Doggart pleaded guilty in April, acknowledging in the agreement that he "willfully and knowingly sent a message in interstate commerce containing a true threat" to injure someone. The plea agreement was later thrown out by Collier, who wrote that it did not contain enough facts to constitute a true threat under the interstate commerce charge.

The government then indicted Doggart on new charge of solicitation to commit a civil rights violation by intending to damage or destroy religious property. He faces up to 10 years in prison if convicted.

In early May, Magistrate Judge Susan K. Lee ordered Doggart released from federal custody under conditions including home detention, psychiatric treatment and drug testing, refraining from possessing a firearm and posting a $30,000 bond. Prosecutors appealed his release, but lost.

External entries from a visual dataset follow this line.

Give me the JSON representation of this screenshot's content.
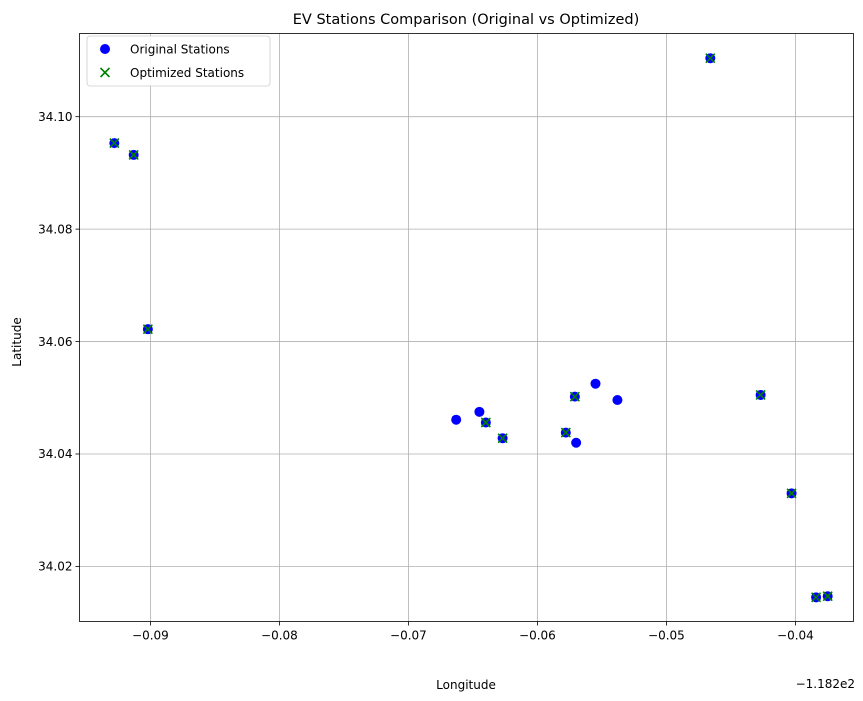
{
  "chart_data": {
    "type": "scatter",
    "title": "EV Stations Comparison (Original vs Optimized)",
    "xlabel": "Longitude",
    "ylabel": "Latitude",
    "x_offset_label": "−1.182e2",
    "xlim": [
      -0.0955,
      -0.0355
    ],
    "ylim": [
      34.0102,
      34.1148
    ],
    "x_ticks": [
      -0.09,
      -0.08,
      -0.07,
      -0.06,
      -0.05,
      -0.04
    ],
    "x_tick_labels": [
      "−0.09",
      "−0.08",
      "−0.07",
      "−0.06",
      "−0.05",
      "−0.04"
    ],
    "y_ticks": [
      34.02,
      34.04,
      34.06,
      34.08,
      34.1
    ],
    "y_tick_labels": [
      "34.02",
      "34.04",
      "34.06",
      "34.08",
      "34.10"
    ],
    "grid": true,
    "legend_position": "top-left",
    "series": [
      {
        "name": "Original Stations",
        "marker": "circle",
        "color": "#0000ff",
        "points": [
          [
            -0.0928,
            34.0953
          ],
          [
            -0.0913,
            34.0932
          ],
          [
            -0.0902,
            34.0622
          ],
          [
            -0.0663,
            34.0461
          ],
          [
            -0.0645,
            34.0475
          ],
          [
            -0.064,
            34.0456
          ],
          [
            -0.0627,
            34.0428
          ],
          [
            -0.0578,
            34.0438
          ],
          [
            -0.0571,
            34.0502
          ],
          [
            -0.057,
            34.042
          ],
          [
            -0.0555,
            34.0525
          ],
          [
            -0.0538,
            34.0496
          ],
          [
            -0.0466,
            34.1104
          ],
          [
            -0.0427,
            34.0505
          ],
          [
            -0.0403,
            34.033
          ],
          [
            -0.0384,
            34.0145
          ],
          [
            -0.0375,
            34.0147
          ]
        ]
      },
      {
        "name": "Optimized Stations",
        "marker": "x",
        "color": "#008000",
        "points": [
          [
            -0.0928,
            34.0953
          ],
          [
            -0.0913,
            34.0932
          ],
          [
            -0.0902,
            34.0622
          ],
          [
            -0.064,
            34.0456
          ],
          [
            -0.0627,
            34.0428
          ],
          [
            -0.0578,
            34.0438
          ],
          [
            -0.0571,
            34.0502
          ],
          [
            -0.0466,
            34.1104
          ],
          [
            -0.0427,
            34.0505
          ],
          [
            -0.0403,
            34.033
          ],
          [
            -0.0384,
            34.0145
          ],
          [
            -0.0375,
            34.0147
          ]
        ]
      }
    ]
  }
}
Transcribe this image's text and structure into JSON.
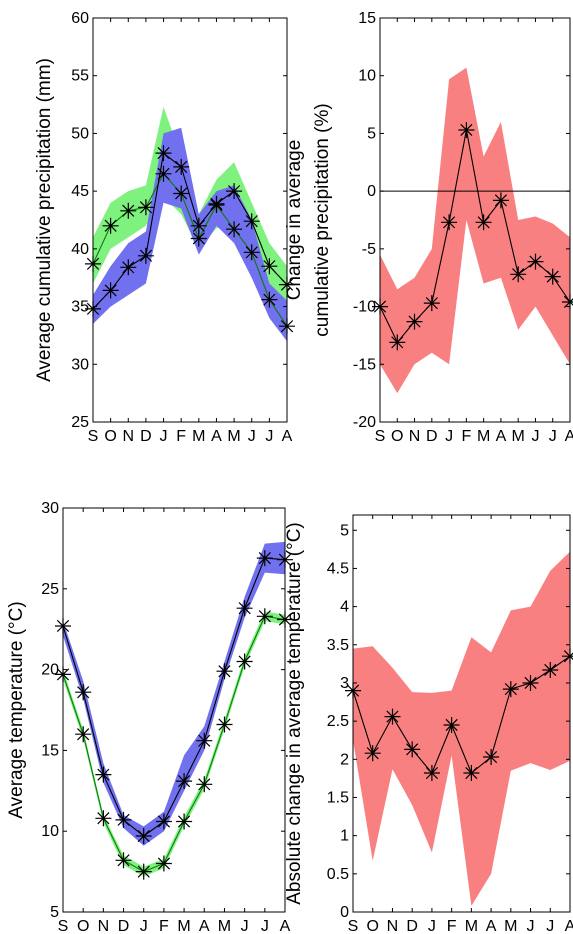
{
  "chart_data": [
    {
      "id": "precip",
      "type": "area",
      "ylabel": "Average cumulative precipitation (mm)",
      "ylim": [
        25,
        60
      ],
      "yticks": [
        25,
        30,
        35,
        40,
        45,
        50,
        55,
        60
      ],
      "categories": [
        "S",
        "O",
        "N",
        "D",
        "J",
        "F",
        "M",
        "A",
        "M",
        "J",
        "J",
        "A"
      ],
      "colors": {
        "blue": "#7171f0",
        "green": "#7ef17e"
      },
      "series": [
        {
          "color": "green",
          "values": [
            38.7,
            42.0,
            43.3,
            43.6,
            46.5,
            44.8,
            40.9,
            43.8,
            41.7,
            39.7,
            35.6,
            33.3
          ],
          "upper": [
            41.0,
            44.0,
            45.0,
            45.5,
            52.3,
            48.0,
            43.0,
            46.0,
            47.5,
            44.0,
            40.5,
            38.5
          ],
          "lower": [
            37.0,
            40.0,
            41.0,
            42.0,
            44.5,
            43.0,
            40.0,
            41.8,
            42.0,
            38.0,
            35.0,
            35.0
          ]
        },
        {
          "color": "blue",
          "values": [
            34.8,
            36.4,
            38.4,
            39.4,
            48.3,
            47.1,
            42.0,
            43.9,
            45.0,
            42.4,
            38.5,
            36.9
          ],
          "upper": [
            36.0,
            38.5,
            40.5,
            41.5,
            50.0,
            50.5,
            43.0,
            45.0,
            45.5,
            42.5,
            37.0,
            35.5
          ],
          "lower": [
            33.5,
            35.0,
            36.0,
            37.0,
            44.0,
            43.5,
            39.5,
            42.0,
            40.5,
            37.5,
            34.0,
            32.0
          ]
        }
      ]
    },
    {
      "id": "precip_change",
      "type": "area",
      "ylabel": "Change in average cumulative precipitation (%)",
      "ylabel_lines": [
        "Change in average",
        "cumulative precipitation (%)"
      ],
      "ylim": [
        -20,
        15
      ],
      "yticks": [
        -20,
        -15,
        -10,
        -5,
        0,
        5,
        10,
        15
      ],
      "zero_line": true,
      "categories": [
        "S",
        "O",
        "N",
        "D",
        "J",
        "F",
        "M",
        "A",
        "M",
        "J",
        "J",
        "A"
      ],
      "colors": {
        "red": "#f98080"
      },
      "series": [
        {
          "color": "red",
          "values": [
            -10.0,
            -13.1,
            -11.3,
            -9.7,
            -2.7,
            5.3,
            -2.7,
            -0.8,
            -7.2,
            -6.1,
            -7.4,
            -9.6
          ],
          "upper": [
            -5.5,
            -8.5,
            -7.5,
            -5.0,
            9.7,
            10.7,
            3.0,
            6.0,
            -2.5,
            -2.2,
            -2.8,
            -4.0
          ],
          "lower": [
            -15.0,
            -17.5,
            -15.0,
            -14.0,
            -15.0,
            -2.5,
            -8.0,
            -7.5,
            -12.0,
            -10.0,
            -12.5,
            -15.0
          ]
        }
      ]
    },
    {
      "id": "temp",
      "type": "area",
      "ylabel": "Average temperature (°C)",
      "ylim": [
        5,
        30
      ],
      "yticks": [
        5,
        10,
        15,
        20,
        25,
        30
      ],
      "categories": [
        "S",
        "O",
        "N",
        "D",
        "J",
        "F",
        "M",
        "A",
        "M",
        "J",
        "J",
        "A"
      ],
      "colors": {
        "blue": "#7171f0",
        "green": "#7ef17e"
      },
      "series": [
        {
          "color": "blue",
          "values": [
            22.7,
            18.6,
            13.5,
            10.7,
            9.7,
            10.6,
            13.1,
            15.6,
            19.9,
            23.8,
            26.9,
            26.8
          ],
          "upper": [
            23.0,
            19.3,
            14.2,
            11.0,
            10.3,
            11.2,
            14.7,
            16.5,
            20.5,
            24.5,
            27.8,
            27.9
          ],
          "lower": [
            22.1,
            18.2,
            13.0,
            10.2,
            9.1,
            10.0,
            12.5,
            15.0,
            19.4,
            23.2,
            26.0,
            25.9
          ]
        },
        {
          "color": "green",
          "values": [
            19.7,
            16.0,
            10.8,
            8.2,
            7.5,
            8.0,
            10.6,
            12.9,
            16.6,
            20.5,
            23.3,
            23.1
          ],
          "upper": [
            20.0,
            16.3,
            11.0,
            8.5,
            7.8,
            8.3,
            10.9,
            13.2,
            16.9,
            20.8,
            23.6,
            23.4
          ],
          "lower": [
            19.4,
            15.7,
            10.5,
            7.9,
            7.2,
            7.7,
            10.3,
            12.6,
            16.3,
            20.2,
            23.0,
            22.8
          ]
        }
      ]
    },
    {
      "id": "temp_change",
      "type": "area",
      "ylabel": "Absolute change in average temperature (°C)",
      "ylim": [
        0,
        5.2
      ],
      "yticks": [
        0,
        0.5,
        1,
        1.5,
        2,
        2.5,
        3,
        3.5,
        4,
        4.5,
        5
      ],
      "categories": [
        "S",
        "O",
        "N",
        "D",
        "J",
        "F",
        "M",
        "A",
        "M",
        "J",
        "J",
        "A"
      ],
      "colors": {
        "red": "#f98080"
      },
      "series": [
        {
          "color": "red",
          "values": [
            2.9,
            2.08,
            2.56,
            2.13,
            1.82,
            2.45,
            1.82,
            2.03,
            2.92,
            3.0,
            3.17,
            3.35
          ],
          "upper": [
            3.45,
            3.48,
            3.2,
            2.88,
            2.87,
            2.9,
            3.6,
            3.4,
            3.95,
            4.0,
            4.47,
            4.72
          ],
          "lower": [
            2.25,
            0.67,
            1.87,
            1.4,
            0.78,
            2.05,
            0.08,
            0.5,
            1.85,
            1.95,
            1.86,
            1.98
          ]
        }
      ]
    }
  ]
}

In court documents, Hoss has said Social Security disability records showed Doggart has depression and personality disorder, but is not a danger.

In a June 10 letter, The Muslims of America religious organization criticized the judge's release order, stating that home confinement left Doggart "cared for by the family who provides him love and comfort." Protesters also gathered outside federal court in Chattanooga during Doggart's arraignment in July.

Doggart ran as an independent last year in East Tennessee's District 4 congressional race, finishing with 6 percent of the vote.